Monuments et patrimoine Gers

Histoire

Le département a été créé à la Révolution française, le 4 mars 1790 en application de la loi du 22 décembre 1789, à partir d'une partie de l'ancienne province de Gascogne.

La partie du territoire gaulois, actuellement occupée par le département du Gers, fut habitée avant l'invasion romaine par différentes peuplades de race ibérienne. Les Auscii vivaient sur la région qui forme aujourd'hui l'arrondissement d'Auch, les Elusates, les Lectorates, sur les contrées dont Eauze et Lectoure furent les capitales. Par exception, la partie Nord Ouest du département, c'est-à-dire à peu près la contrée comprise dans l'arrondissement de Condom, était occupée par la tribu celtique des Nitiobriges, et fut réunie à la couronne de France en 1451, sous le règne de Charles VII.

Lorsque les Romains eurent conquis la Gaule, le territoire de ces diverses peuplades fut d'abord compris dans l'Aquitaine, puis dans la Novempopulanie. Quand l'invasion des barbares vint renverser le système impérial énervé dans les faiblesses du Bas-Empire, les Visigoths s’emparèrent de ce pays et l'administrèrent assez tranquillement jusqu'au VIe siècle, époque à laquelle Clovis établit la domination franque, principalement dans la Novempopulanie ; mais cette puissance, après quatre-vingts ans, devait succomber à son tour devant l'influence ibérienne ou vascone qui tendait à ressaisir ce pays ; et de fait, pendant deux siècles, malgré les efforts des rois francs, les Vascons se maintinrent dans le bassin de l'Adour.

Il était réservé à l'empereur Charlemagne d'absorber cette race dans son vaste empire d'occident, et c'est alors que fut créé le comté de Fezensac, dont le domaine d'Armagnac se détacha en 920 ; deux siècles après, ce domaine absorbait pour cause de déshérence les territoires de Fezensac, et devenait ce comté célèbre dans les annales françaises, qui résume l'histoire de ce pays presque tout entier.

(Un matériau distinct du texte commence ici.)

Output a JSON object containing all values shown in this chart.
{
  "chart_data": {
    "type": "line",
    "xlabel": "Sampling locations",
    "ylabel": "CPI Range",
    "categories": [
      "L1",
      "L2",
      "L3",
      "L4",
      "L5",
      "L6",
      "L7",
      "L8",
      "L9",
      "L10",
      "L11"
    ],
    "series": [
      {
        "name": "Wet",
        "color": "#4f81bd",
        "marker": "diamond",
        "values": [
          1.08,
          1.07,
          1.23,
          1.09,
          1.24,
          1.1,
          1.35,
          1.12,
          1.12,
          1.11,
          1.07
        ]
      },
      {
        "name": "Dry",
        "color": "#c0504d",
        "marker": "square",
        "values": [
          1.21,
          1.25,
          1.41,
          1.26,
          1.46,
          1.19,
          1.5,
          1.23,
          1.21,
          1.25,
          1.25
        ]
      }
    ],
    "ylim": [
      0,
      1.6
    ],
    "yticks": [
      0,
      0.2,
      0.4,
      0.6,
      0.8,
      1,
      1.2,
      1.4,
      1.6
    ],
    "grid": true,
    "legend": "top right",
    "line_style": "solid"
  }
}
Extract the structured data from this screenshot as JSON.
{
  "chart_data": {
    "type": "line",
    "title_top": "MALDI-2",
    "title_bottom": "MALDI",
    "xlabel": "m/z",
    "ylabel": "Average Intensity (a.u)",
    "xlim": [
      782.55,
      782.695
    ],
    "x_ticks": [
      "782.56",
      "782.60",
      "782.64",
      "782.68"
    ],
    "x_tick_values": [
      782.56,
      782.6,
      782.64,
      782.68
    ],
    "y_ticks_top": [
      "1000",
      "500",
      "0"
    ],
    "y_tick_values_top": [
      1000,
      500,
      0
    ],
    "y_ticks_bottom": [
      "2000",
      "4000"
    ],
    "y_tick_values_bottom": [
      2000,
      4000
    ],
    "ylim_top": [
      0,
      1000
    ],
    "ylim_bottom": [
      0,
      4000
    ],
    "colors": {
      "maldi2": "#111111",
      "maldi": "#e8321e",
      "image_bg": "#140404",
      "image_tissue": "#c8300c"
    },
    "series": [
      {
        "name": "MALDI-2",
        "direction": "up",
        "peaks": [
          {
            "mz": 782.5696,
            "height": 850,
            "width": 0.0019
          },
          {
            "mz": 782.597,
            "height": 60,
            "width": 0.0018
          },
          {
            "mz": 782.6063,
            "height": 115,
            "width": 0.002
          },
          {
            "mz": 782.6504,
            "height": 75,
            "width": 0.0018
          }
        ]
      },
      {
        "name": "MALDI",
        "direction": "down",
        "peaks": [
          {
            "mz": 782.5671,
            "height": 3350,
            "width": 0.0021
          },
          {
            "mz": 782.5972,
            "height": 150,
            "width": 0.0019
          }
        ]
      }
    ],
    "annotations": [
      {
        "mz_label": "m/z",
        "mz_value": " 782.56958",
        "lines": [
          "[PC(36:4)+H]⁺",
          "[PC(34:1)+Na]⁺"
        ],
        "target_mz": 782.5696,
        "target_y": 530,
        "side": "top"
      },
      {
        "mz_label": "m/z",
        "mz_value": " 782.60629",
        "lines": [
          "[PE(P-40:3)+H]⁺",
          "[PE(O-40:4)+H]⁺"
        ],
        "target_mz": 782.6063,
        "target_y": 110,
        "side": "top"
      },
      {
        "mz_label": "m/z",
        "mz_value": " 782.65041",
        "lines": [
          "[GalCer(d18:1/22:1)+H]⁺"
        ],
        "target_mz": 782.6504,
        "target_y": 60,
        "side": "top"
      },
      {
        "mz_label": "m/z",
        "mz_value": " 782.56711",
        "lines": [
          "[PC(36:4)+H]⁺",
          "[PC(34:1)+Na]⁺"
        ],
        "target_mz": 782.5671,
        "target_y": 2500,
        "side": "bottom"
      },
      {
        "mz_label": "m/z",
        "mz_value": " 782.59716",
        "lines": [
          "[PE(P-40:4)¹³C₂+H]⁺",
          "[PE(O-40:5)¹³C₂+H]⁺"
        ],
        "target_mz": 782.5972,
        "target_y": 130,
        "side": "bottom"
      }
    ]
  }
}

En effet, par une politique dont des mariages habiles formaient le principal ressort, les comtes d'Armagnac agrandirent sans cesse leurs possessions, et, en l'espace de deux cents ans, ce procédé leur réussit tellement qu'après la réunion de la Lomagne, l'ancien pays des Lectorales, Jean Ier put s'intituler justement comte d'Armagnac, de Fezensac, de Cariât, de Lomagne, de Charolais, etc.

Pendant le XIVe siècle cette famille joua un rôle important à l'époque de l'invasion anglaise. Jean III combattit les routiers qui ravageaient le pays. Son frère et successeur, Bernard VII, dont les visées furent très-hautes et qui était un ambitieux doublé d'un politique adroit, épousa la nièce du roi de France, Charles V, et maria sa fille au duc d'Orléans, le chef du parti qui résistait opiniâtrement à celui du duc de Bourgogne. Ce fut ainsi que Bernard devint connétable de France, et régna dans Paris, jusqu'au moment où les Armagnacs, surpris par les Bourguignons en 1418, furent égorgés et chassés de la capitale. Le plus célèbre de ses successeurs fut son petit fils, Jean V, qui sous Louis XI entra dans la ligue du Bien public ; mais, en 1473, le roi de France s'empara de sa personne et le fit mettre à mort. Comme il était sans enfants, ses États furent attribués à son frère Charles, auquel la postérité fit également défaut, et en qui s'éteignit la branche aînée d'Armagnac.

Cependant, la sœur de Jean V, en faveur de laquelle Charles avait fait un testament, laissait un petit-fils, le duc d'Alençon, qui prétendit des droits sur le comté ; François Ier régnait alors, et pour terminer le différend, il fit épouser au duc sa sœur Marguerite de Valois, à la condition expresse qu'au cas où ce mariage ne produirait pas d'enfants, le comté d'Armagnac ferait retour au domaine royal. Mais cette clause ne porta pas ses fruits à la mort du duc, parce que sa femme Marguerite vivait encore, et que cette princesse, ayant épousé en secondes noces le roi de Navarre, Henri d'Albret, lui apporta le comté pour dot. Ce fut ainsi que ce domaine arriva dans la famille d'Antoine de Bourbon, père d'Henri IV, et qu'à l'avènement de ce dernier roi, il fut définitivement réuni à la couronne.

Au remaniement de la France, en 1790, le département du Gers fut formé du Condomois, de l'Armagnac, et d'une petite portion du Comminges.